It's Finally Dawning On Tech Companies That All This NSA Stuff Is Bad For Them
from the more-of-that-please dept
Obviously, the news of the NSA infiltrating private network links between data centers should make these companies even angrier. It appears that Google is getting there, though Yahoo still doesn't seem to realize what just happened.
However, in an interesting move that at least hints at potential further realization from the tech industry that they need to support user privacy rights, the big guys -- Google, Facebook, Apple, Microsoft, Yahoo and AOL -- have all sent a letter to Congress in support of the USA Freedom Act. In it, they once again talk up the importance of greater transparency. But, also, for the first time that I can remember, they appear to be arguing for even more:
Transparency is a critical first step to an informed public debate, but it is clear that more needs to be done.

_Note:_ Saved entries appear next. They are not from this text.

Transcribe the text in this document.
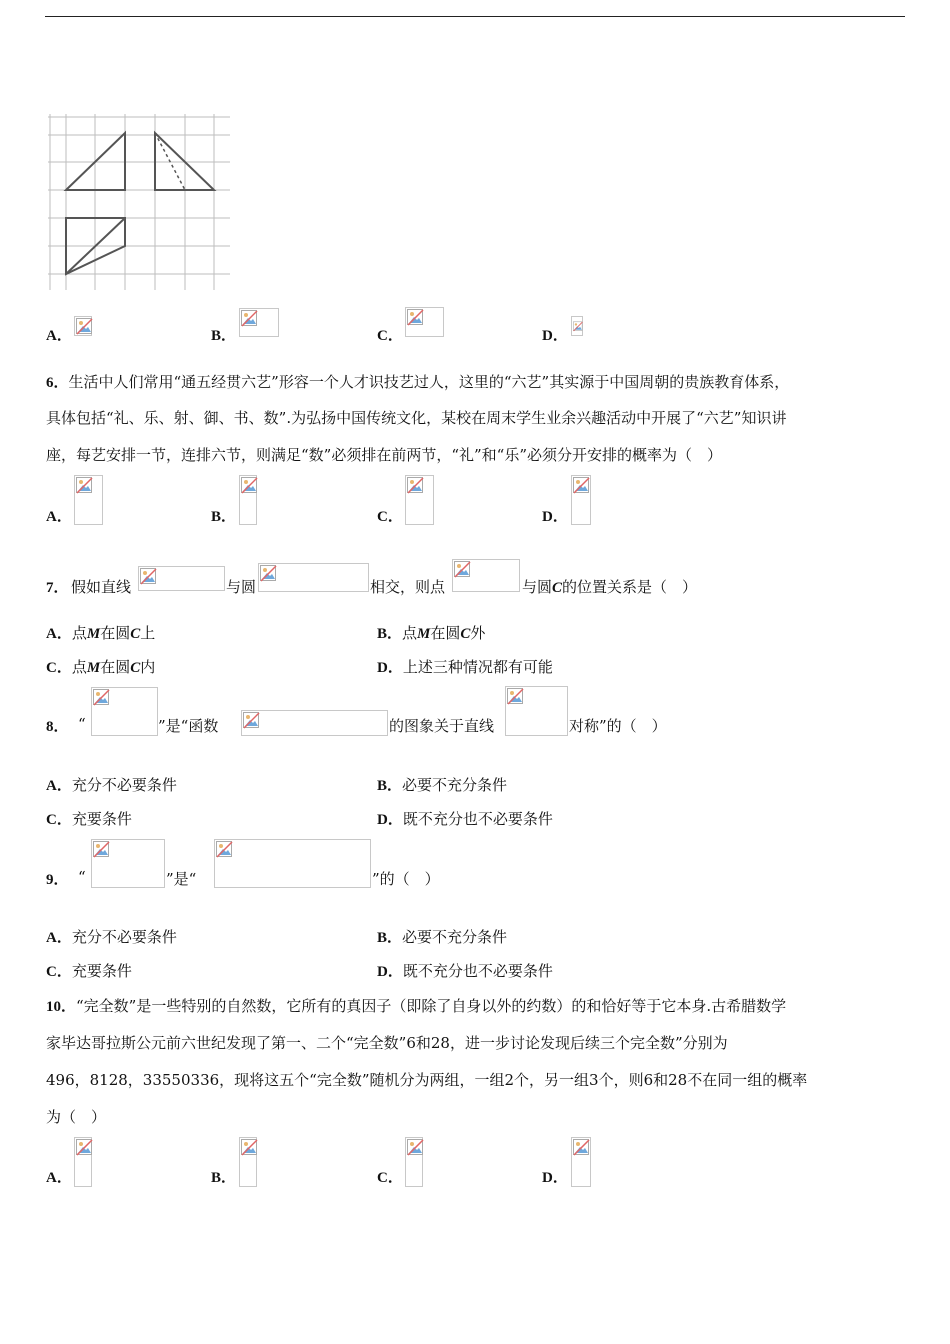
A．	B．	C．	D．
6．生活中人们常用“通五经贯六艺”形容一个人才识技艺过人，这里的“六艺”其实源于中国周朝的贵族教育体系，
具体包括“礼、乐、射、御、书、数”.为弘扬中国传统文化，某校在周末学生业余兴趣活动中开展了“六艺”知识讲
座，每艺安排一节，连排六节，则满足“数”必须排在前两节，“礼”和“乐”必须分开安排的概率为（　）
A．	B．	C．	D．
7． 假如直线	与圆	相交，则点	与圆C的位置关系是（　）
A．点M在圆C上	B．点M在圆C外
C．点M在圆C内	D．上述三种情况都有可能
8． “	”是“函数	的图象关于直线	对称”的（　）
A．充分不必要条件	B．必要不充分条件
C．充要条件	D．既不充分也不必要条件
9． “	”是“	”的（　）
A．充分不必要条件	B．必要不充分条件
C．充要条件	D．既不充分也不必要条件
10．“完全数”是一些特别的自然数，它所有的真因子（即除了自身以外的约数）的和恰好等于它本身.古希腊数学
家毕达哥拉斯公元前六世纪发现了第一、二个“完全数”6和28，进一步讨论发现后续三个完全数”分别为
496，8128，33550336，现将这五个“完全数”随机分为两组，一组2个，另一组3个，则6和28不在同一组的概率
为（　）
A．	B．	C．	D．
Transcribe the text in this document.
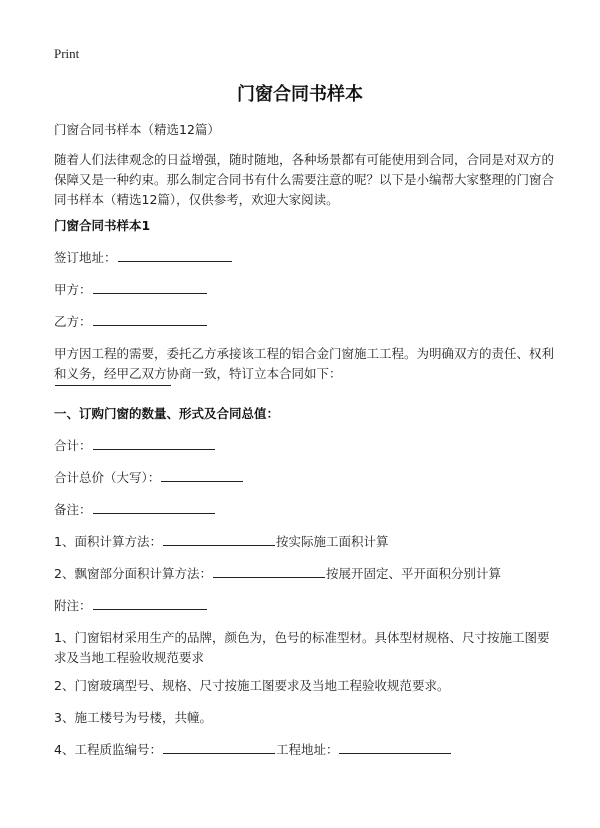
Print
门窗合同书样本
门窗合同书样本（精选12篇）
随着人们法律观念的日益增强，随时随地，各种场景都有可能使用到合同，合同是对双方的保障又是一种约束。那么制定合同书有什么需要注意的呢？以下是小编帮大家整理的门窗合同书样本（精选12篇），仅供参考，欢迎大家阅读。
门窗合同书样本1
签订地址：
甲方：
乙方：
甲方因工程的需要，委托乙方承接该工程的铝合金门窗施工工程。为明确双方的责任、权利和义务，经甲乙双方协商一致，特订立本合同如下：
一、订购门窗的数量、形式及合同总值：
合计：
合计总价（大写）：
备注：
1、面积计算方法：	按实际施工面积计算
2、飘窗部分面积计算方法：	按展开固定、平开面积分别计算
附注：
1、门窗铝材采用生产的品牌，颜色为，色号的标准型材。具体型材规格、尺寸按施工图要求及当地工程验收规范要求
2、门窗玻璃型号、规格、尺寸按施工图要求及当地工程验收规范要求。
3、施工楼号为号楼，共幢。
4、工程质监编号：	工程地址：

Our companies believe that government surveillance practices should also be reformed to include substantial enhancements to privacy protections and appropriate oversight and accountability mechanisms for those programs.And, even with the letter being sent today, it was almost certainly written and approved before yesterday's revelations -- meaning that this was before they realized the NSA was trying (and succeeding) to backdoor into their networks without their knowledge. Hopefully they'll start pushing for even more significant reforms as well. Some have argued that the tech industry has been complicit in the NSA surveillance efforts, while others have suggested they were compelled, or even tricked/hacked into it. The evidence suggests a combination of all of those factors (in varying degrees across the different companies). But if they want to actually regain the trust of their users, they should stand up for the rights of their users and support the efforts to create real change and to stop illegal surveillance, rather than just increasing transparency.